Ростиславлев взглянул на него с сочувствием:
— Ах, голубчик, все это камуфляж, это фольга, приманка — не более. Что до всех этих ницшеанских гипербол, то их автор был болен еще до безумия. Он страдал оттого, что его интеллект был рожден в благопристойной среде, которую он ненавидел с детства. Страдал от рутины, его окружавшей, от пошлости, оттого, что он сам — профессор из скучного города Базеля. Он чувствовал свою уязвимость и создал свой миф о сверхчеловеке. Его подсознательная тоска по силе — явление интеллигентское, тайный протест против собственной слабости. И это — при мощи его ума! Кроме того, он был ушиблен встречей с Вагнером, с личностью Вагнера и, наконец, своей обреченной, своей несчастной, бесплодной любовью к супруге этого Нибелунга. Тут в самом деле горючая смесь!

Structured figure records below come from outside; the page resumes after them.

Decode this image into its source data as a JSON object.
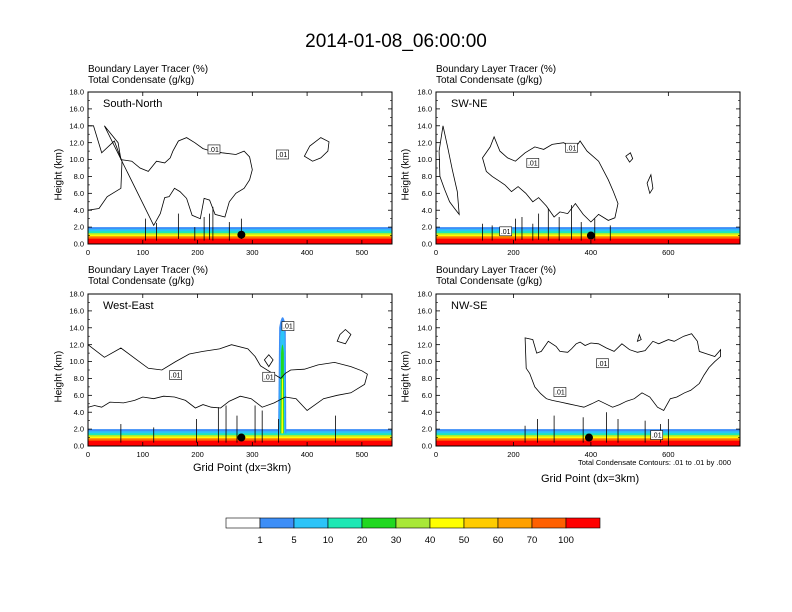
{
  "title": "2014-01-08_06:00:00",
  "panel_header_line1": "Boundary Layer Tracer   (%)",
  "panel_header_line2": "Total Condensate   (g/kg)",
  "ylabel": "Height (km)",
  "xlabel": "Grid Point (dx=3km)",
  "footnote": "Total Condensate Contours: .01 to .01 by .000",
  "colors": {
    "bins": [
      "#ffffff",
      "#3d8ef7",
      "#2cc4f8",
      "#1ee8b4",
      "#20d820",
      "#a8e838",
      "#ffff00",
      "#ffcc00",
      "#ffa000",
      "#ff6000",
      "#ff0000"
    ]
  },
  "chart_data": [
    {
      "type": "contour",
      "label": "South-North",
      "xlim": [
        0,
        555
      ],
      "ylim": [
        0,
        18
      ],
      "xticks": [
        0,
        100,
        200,
        300,
        400,
        500
      ],
      "yticks": [
        0,
        2,
        4,
        6,
        8,
        10,
        12,
        14,
        16,
        18
      ],
      "ytick_labels": [
        "0.0",
        "2.0",
        "4.0",
        "6.0",
        "8.0",
        "10.0",
        "12.0",
        "14.0",
        "16.0",
        "18.0"
      ],
      "contour_labels": [
        ".01",
        ".01"
      ],
      "marker": {
        "x": 280,
        "y": 1.1
      }
    },
    {
      "type": "contour",
      "label": "SW-NE",
      "xlim": [
        0,
        785
      ],
      "ylim": [
        0,
        18
      ],
      "xticks": [
        0,
        200,
        400,
        600
      ],
      "yticks": [
        0,
        2,
        4,
        6,
        8,
        10,
        12,
        14,
        16,
        18
      ],
      "ytick_labels": [
        "0.0",
        "2.0",
        "4.0",
        "6.0",
        "8.0",
        "10.0",
        "12.0",
        "14.0",
        "16.0",
        "18.0"
      ],
      "contour_labels": [
        ".01",
        ".01",
        ".01"
      ],
      "marker": {
        "x": 400,
        "y": 1.0
      }
    },
    {
      "type": "contour",
      "label": "West-East",
      "xlim": [
        0,
        555
      ],
      "ylim": [
        0,
        18
      ],
      "xticks": [
        0,
        100,
        200,
        300,
        400,
        500
      ],
      "yticks": [
        0,
        2,
        4,
        6,
        8,
        10,
        12,
        14,
        16,
        18
      ],
      "ytick_labels": [
        "0.0",
        "2.0",
        "4.0",
        "6.0",
        "8.0",
        "10.0",
        "12.0",
        "14.0",
        "16.0",
        "18.0"
      ],
      "contour_labels": [
        ".01",
        ".01",
        ".01"
      ],
      "marker": {
        "x": 280,
        "y": 1.0
      }
    },
    {
      "type": "contour",
      "label": "NW-SE",
      "xlim": [
        0,
        785
      ],
      "ylim": [
        0,
        18
      ],
      "xticks": [
        0,
        200,
        400,
        600
      ],
      "yticks": [
        0,
        2,
        4,
        6,
        8,
        10,
        12,
        14,
        16,
        18
      ],
      "ytick_labels": [
        "0.0",
        "2.0",
        "4.0",
        "6.0",
        "8.0",
        "10.0",
        "12.0",
        "14.0",
        "16.0",
        "18.0"
      ],
      "contour_labels": [
        ".01",
        ".01",
        ".01"
      ],
      "marker": {
        "x": 395,
        "y": 1.0
      }
    }
  ],
  "legend": {
    "levels": [
      "1",
      "5",
      "10",
      "20",
      "30",
      "40",
      "50",
      "60",
      "70",
      "100"
    ]
  }
}
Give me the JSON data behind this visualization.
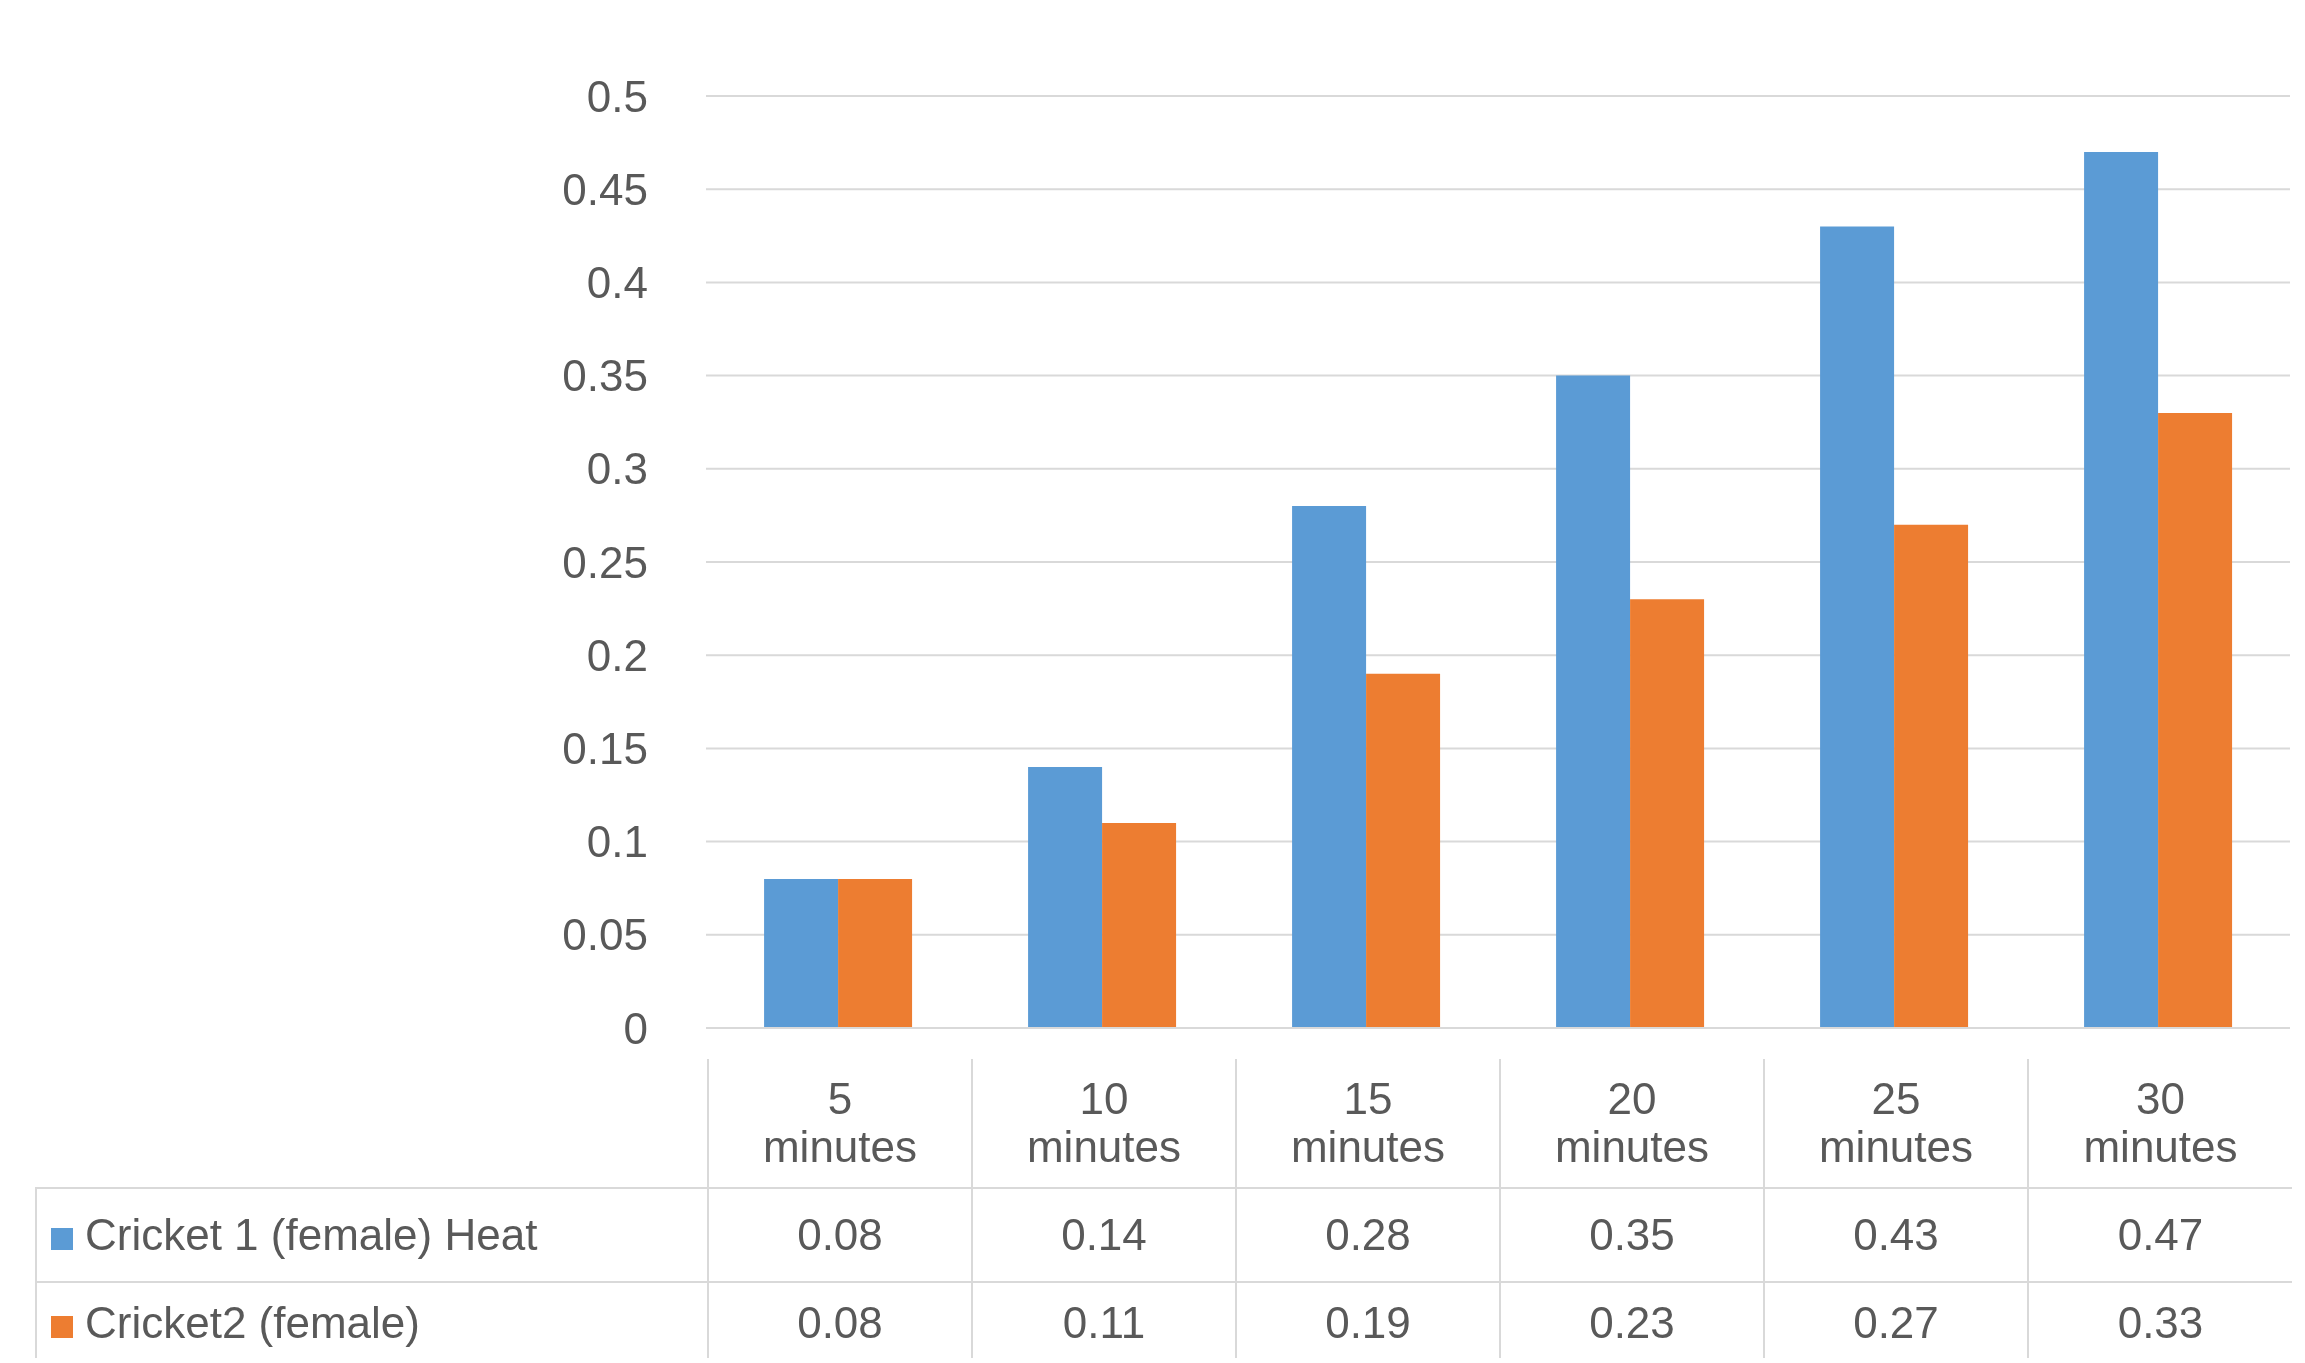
{
  "chart_data": {
    "type": "bar",
    "categories": [
      "5 minutes",
      "10 minutes",
      "15 minutes",
      "20 minutes",
      "25 minutes",
      "30 minutes"
    ],
    "series": [
      {
        "name": "Cricket 1 (female) Heat",
        "color": "#5b9bd5",
        "values": [
          0.08,
          0.14,
          0.28,
          0.35,
          0.43,
          0.47
        ]
      },
      {
        "name": "Cricket2 (female)",
        "color": "#ed7d31",
        "values": [
          0.08,
          0.11,
          0.19,
          0.23,
          0.27,
          0.33
        ]
      }
    ],
    "ylim": [
      0,
      0.5
    ],
    "yticks": [
      0,
      0.05,
      0.1,
      0.15,
      0.2,
      0.25,
      0.3,
      0.35,
      0.4,
      0.45,
      0.5
    ],
    "grid": "y",
    "data_labels": true,
    "legend": "bottom left"
  }
}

Однако же все его последователи, явные, скрытые — дело не в том, клялись ли они его славным именем или на словах отрекались, — они-то хорошо понимали: их армия — это толпа, это улица, все те, кого столичные циники, вся эта высоколобая шваль, любит называть маргиналами.
Что ж, называйте их тупицами, троечниками, серой скотинкой, черной сотней — сколько вам влезет! Каждое слово такого сорта будет вербовать нам сторонников. Закон больших чисел неотменим. Мир этот состоит из троечников — их больше отличников, вундеркиндов, в тысячи, в миллионы раз.
И вот когда тысячи и миллионы отдельных обид сойдутся в пучок, в грозный, единый пучок энергии, в единую общую обиду — это и значит, что дело сделано.